What are they doing and what to expect further?
Indeed, under a fiat (that is, paper) money system, a government (in practice, the central bank in cooperation with other agencies) should always be able to generate increased nominal spending and inflation, even when the short-term nominal interest rate is at zero.
The conclusion that deflation is always reversible under a fiat money system follows from basic economic reasoning. If we do fall into deflation, however, we can take comfort that the logic of the printing press example must assert itself, and sufficient injections of money will ultimately always reverse a deflation.
Therefore, on any signs of slowing growth, the printing presses would be working nights and there would be more stimulus programs and money pumped in an effort to get economy on track, which may worsen the problem at hand in the long run.
Solving Bernanke's ambiguity in his own words…
Like gold, U.S. dollars have value only to the extent that they are strictly limited in supply. But the U.S. government has a technology, called a printing press (or, today, its electronic equivalent), that allows it to produce as many U.S. dollars as it wishes at essentially no cost. By increasing the number of U.S. dollars in circulation, or even by credibly threatening to do so, the U.S. government can also reduce the value of a dollar in terms of goods and services, which is equivalent to raising the prices in dollars of those goods and services. We conclude that, under a paper-money system, a determined government can always generate higher spending and hence positive inflation.
Bernanke should avoid speculating on the fundamental reasons for gold's rising popularity: the prime reason why more and more people are turning to gold is the fear about government's solvency and dwindling faith in the financial system.

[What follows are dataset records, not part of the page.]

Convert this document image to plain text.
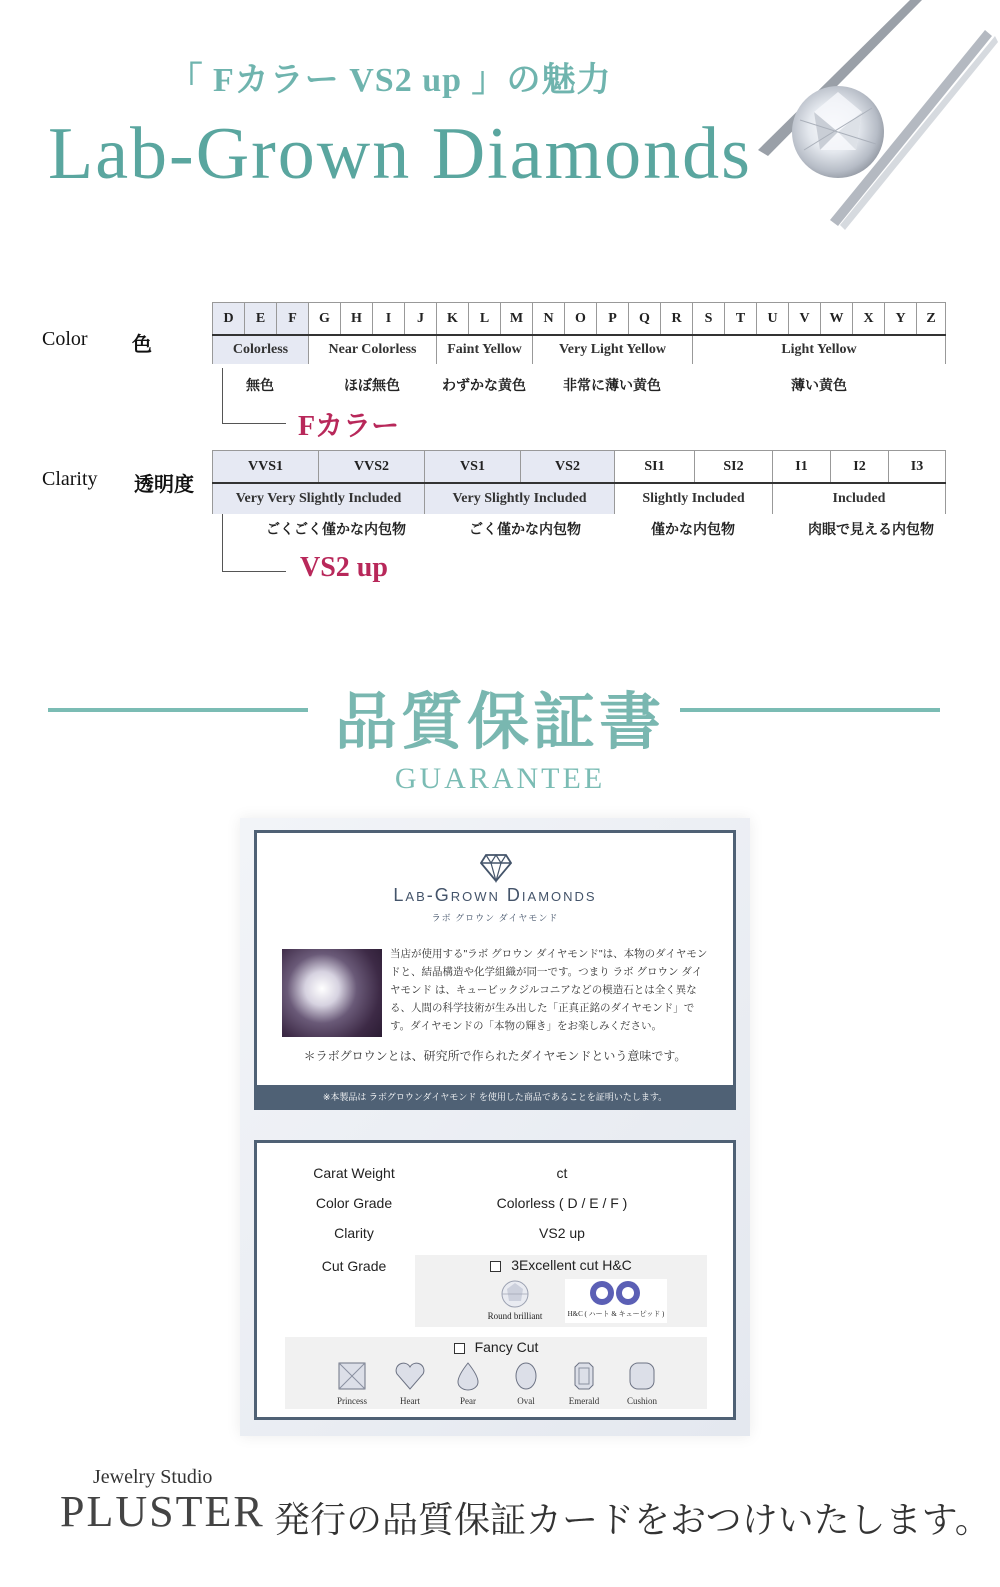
「 Fカラー VS2 up 」の魅力
Lab-Grown Diamonds
Color 色
D	E	F	G	H	I	J	K	L	M	N	O	P	Q	R	S	T	U	V	W	X	Y	Z
Colorless	Near Colorless	Faint Yellow	Very Light Yellow	Light Yellow
無色	ほぼ無色	わずかな黄色	非常に薄い黄色	薄い黄色
Fカラー
Clarity 透明度
VVS1	VVS2	VS1	VS2	SI1	SI2	I1	I2	I3
Very Very Slightly Included	Very Slightly Included	Slightly Included	Included
ごくごく僅かな内包物	ごく僅かな内包物	僅かな内包物	肉眼で見える内包物
VS2 up
品質保証書
GUARANTEE
Lab-Grown Diamonds
ラボ グロウン ダイヤモンド
当店が使用する"ラボ グロウン ダイヤモンド"は、本物のダイヤモンドと、結晶構造や化学組織が同一です。つまり ラボ グロウン ダイヤモンド は、キュービックジルコニアなどの模造石とは全く異なる、人間の科学技術が生み出した「正真正銘のダイヤモンド」です。ダイヤモンドの「本物の輝き」をお楽しみください。
＊ラボグロウンとは、研究所で作られたダイヤモンドという意味です。
※本製品は ラボグロウンダイヤモンド を使用した商品であることを証明いたします。
Carat Weight	ct
Color Grade	Colorless ( D / E / F )
Clarity	VS2 up
Cut Grade	3Excellent cut H&C
Round brilliant	H&C ( ハート & キューピッド )
Fancy Cut
Princess	Heart	Pear	Oval	Emerald	Cushion
Jewelry Studio
PLUSTER 発行の品質保証カードをおつけいたします。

Given the scenario of rising deficits, unsustainable debts and large unfunded liabilities, many Western governments can only afford to pay their tremendous loads of debt only by printing money. The impact may not be felt in the immediate future, but somewhere down the line, the world will be flooded with massive amounts of paper currency. This is always an available option in a world of near-zero interest rates, as he admits.
To sum up, paper currencies are unsteady; the Euro has taken a beating in the past thanks to the Greek crises, thereby artificially improving the standing of the dollar. However gold's bull run is bound to continue as it is the only currency unit that cannot be printed at will and is thus back to becoming the only 'real' monetary asset.
So continue to invest in gold as an 'insurance policy' for your portfolio.